3. Unstructured data can be examined by AI
Due to the vast amounts of health data and medical records, clinicians frequently struggle to keep up with the most recent medical advancements while still providing high-quality patient-centered care. Besides, ML technologies can quickly scan EHRs and biomedical data curated by healthcare organizations and medical specialists to give clinicians quick, accurate answers.
On the other hand, health information and patient medical records are frequently stored as complex unstructured data, which makes them challenging to access and interpret. Without being burdened by the burden of searching, identifying, gathering, and transcribing the solutions they require from mountains of paper formatted EHRs, AI can seek, collect, store, and standardize medical data regardless of the format, assisting repetitive tasks and supporting clinicians with quick, accurate, tailored treatment plans and medications for their patients.
4. AI creates sophisticated and integrated drug discovery platforms.
By tracing their toxic potential and mechanisms of action, AI algorithms can find new drug applications. With the help of this technology, the company was able to build a drug discovery platform that allows it to repurpose existing medications and bioactive substances.
The founding company of this platform is able to produce approximately 80 terabytes of biological data each week, which is processed by AI tools across 1.5 million experiments by fusing the best aspects of biology, data science, and chemistry with automation and the most recent AI developments.
Moreover, the risk of human bias is reduced by the use of machine learning (ML) tools to extract insights from biological datasets that are too complex for human interpretation.
5.AI can predict kidney disease
Acute kidney injury (AKI) can be difficult for medical professionals to recognize, but it can cause patients to rapidly deteriorate and endanger their lives. Early detection and treatment of these cases can significantly reduce the need for lifelong treatment and the expense of kidney dialysis because it is estimated that 11% of hospital deaths result from a failure to identify and treat patients.
This is why a machine learning (ML) tool that can forecast AKI up to 48 hours in advance was developed in 2019 by the Department of Veterans Affairs (VA) and DeepMind Health.
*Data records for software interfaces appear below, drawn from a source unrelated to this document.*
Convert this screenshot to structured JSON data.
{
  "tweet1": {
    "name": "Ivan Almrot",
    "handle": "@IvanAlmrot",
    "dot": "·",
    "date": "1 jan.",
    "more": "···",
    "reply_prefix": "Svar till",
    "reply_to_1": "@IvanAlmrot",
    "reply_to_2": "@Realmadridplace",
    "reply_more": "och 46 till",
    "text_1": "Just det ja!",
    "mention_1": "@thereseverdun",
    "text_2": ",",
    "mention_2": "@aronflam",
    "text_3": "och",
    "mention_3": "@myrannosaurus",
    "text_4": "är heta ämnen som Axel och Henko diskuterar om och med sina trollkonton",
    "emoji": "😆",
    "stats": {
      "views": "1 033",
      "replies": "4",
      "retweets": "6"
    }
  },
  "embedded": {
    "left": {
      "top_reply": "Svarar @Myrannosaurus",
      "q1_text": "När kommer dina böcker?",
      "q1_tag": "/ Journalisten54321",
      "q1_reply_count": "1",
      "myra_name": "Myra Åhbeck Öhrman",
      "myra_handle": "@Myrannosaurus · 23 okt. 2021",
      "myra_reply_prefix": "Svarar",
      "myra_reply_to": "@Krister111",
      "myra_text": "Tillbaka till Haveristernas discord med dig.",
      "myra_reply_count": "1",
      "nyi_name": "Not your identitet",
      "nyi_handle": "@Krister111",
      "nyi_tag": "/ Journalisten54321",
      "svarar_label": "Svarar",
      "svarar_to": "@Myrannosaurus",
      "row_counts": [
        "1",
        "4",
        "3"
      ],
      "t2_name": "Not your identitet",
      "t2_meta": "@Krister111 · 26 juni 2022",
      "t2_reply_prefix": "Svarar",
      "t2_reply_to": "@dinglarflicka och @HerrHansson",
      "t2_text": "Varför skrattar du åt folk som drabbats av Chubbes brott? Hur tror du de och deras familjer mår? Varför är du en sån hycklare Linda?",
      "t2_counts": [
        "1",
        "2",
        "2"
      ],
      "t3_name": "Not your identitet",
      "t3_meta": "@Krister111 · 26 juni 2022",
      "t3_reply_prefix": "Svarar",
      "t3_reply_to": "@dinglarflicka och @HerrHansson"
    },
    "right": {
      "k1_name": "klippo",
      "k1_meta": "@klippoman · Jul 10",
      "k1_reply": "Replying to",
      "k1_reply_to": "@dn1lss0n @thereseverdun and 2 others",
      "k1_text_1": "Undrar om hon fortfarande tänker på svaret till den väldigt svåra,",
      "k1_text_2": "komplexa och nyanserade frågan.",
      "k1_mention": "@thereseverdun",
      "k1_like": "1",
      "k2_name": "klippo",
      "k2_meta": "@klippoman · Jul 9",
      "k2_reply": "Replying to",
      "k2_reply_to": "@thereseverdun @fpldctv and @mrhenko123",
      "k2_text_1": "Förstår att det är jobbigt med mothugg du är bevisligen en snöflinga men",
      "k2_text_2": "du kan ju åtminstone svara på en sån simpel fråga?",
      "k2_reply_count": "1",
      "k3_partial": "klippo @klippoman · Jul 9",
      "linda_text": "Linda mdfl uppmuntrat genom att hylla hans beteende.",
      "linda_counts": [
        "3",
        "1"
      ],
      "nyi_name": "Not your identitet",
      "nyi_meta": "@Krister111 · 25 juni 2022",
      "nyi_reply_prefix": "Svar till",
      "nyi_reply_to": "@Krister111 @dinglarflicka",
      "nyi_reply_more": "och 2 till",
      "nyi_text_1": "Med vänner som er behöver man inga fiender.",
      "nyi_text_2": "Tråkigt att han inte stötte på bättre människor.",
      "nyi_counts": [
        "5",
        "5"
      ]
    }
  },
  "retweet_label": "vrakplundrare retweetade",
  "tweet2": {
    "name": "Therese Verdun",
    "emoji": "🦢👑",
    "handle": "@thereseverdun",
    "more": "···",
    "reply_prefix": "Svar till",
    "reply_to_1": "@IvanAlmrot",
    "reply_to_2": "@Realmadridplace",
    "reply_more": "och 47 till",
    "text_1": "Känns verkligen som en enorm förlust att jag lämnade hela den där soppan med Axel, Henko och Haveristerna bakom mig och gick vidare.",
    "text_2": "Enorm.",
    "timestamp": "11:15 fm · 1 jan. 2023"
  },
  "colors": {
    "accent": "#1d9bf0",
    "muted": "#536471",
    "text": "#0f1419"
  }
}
Interestingly, more than 90% of acute AKI cases were detected by the AI tool 48 hours earlier than they would have been by using conventional care techniques.
Final words
The adoption of AI in healthcare still faces obstacles like the need to meet strict requirements and a lack of confidence in the outcomes provided by ML systems. However, healthcare stakeholders have already benefited greatly from the use of AI in health.
Furthermore, patients, payers, researchers, and clinicians can all gain from the use of AI in healthcare by enhancing workflows and operations, helping medical and nonmedical staff with repetitive tasks, assisting users in finding quicker answers to questions, and developing novel treatments and therapies.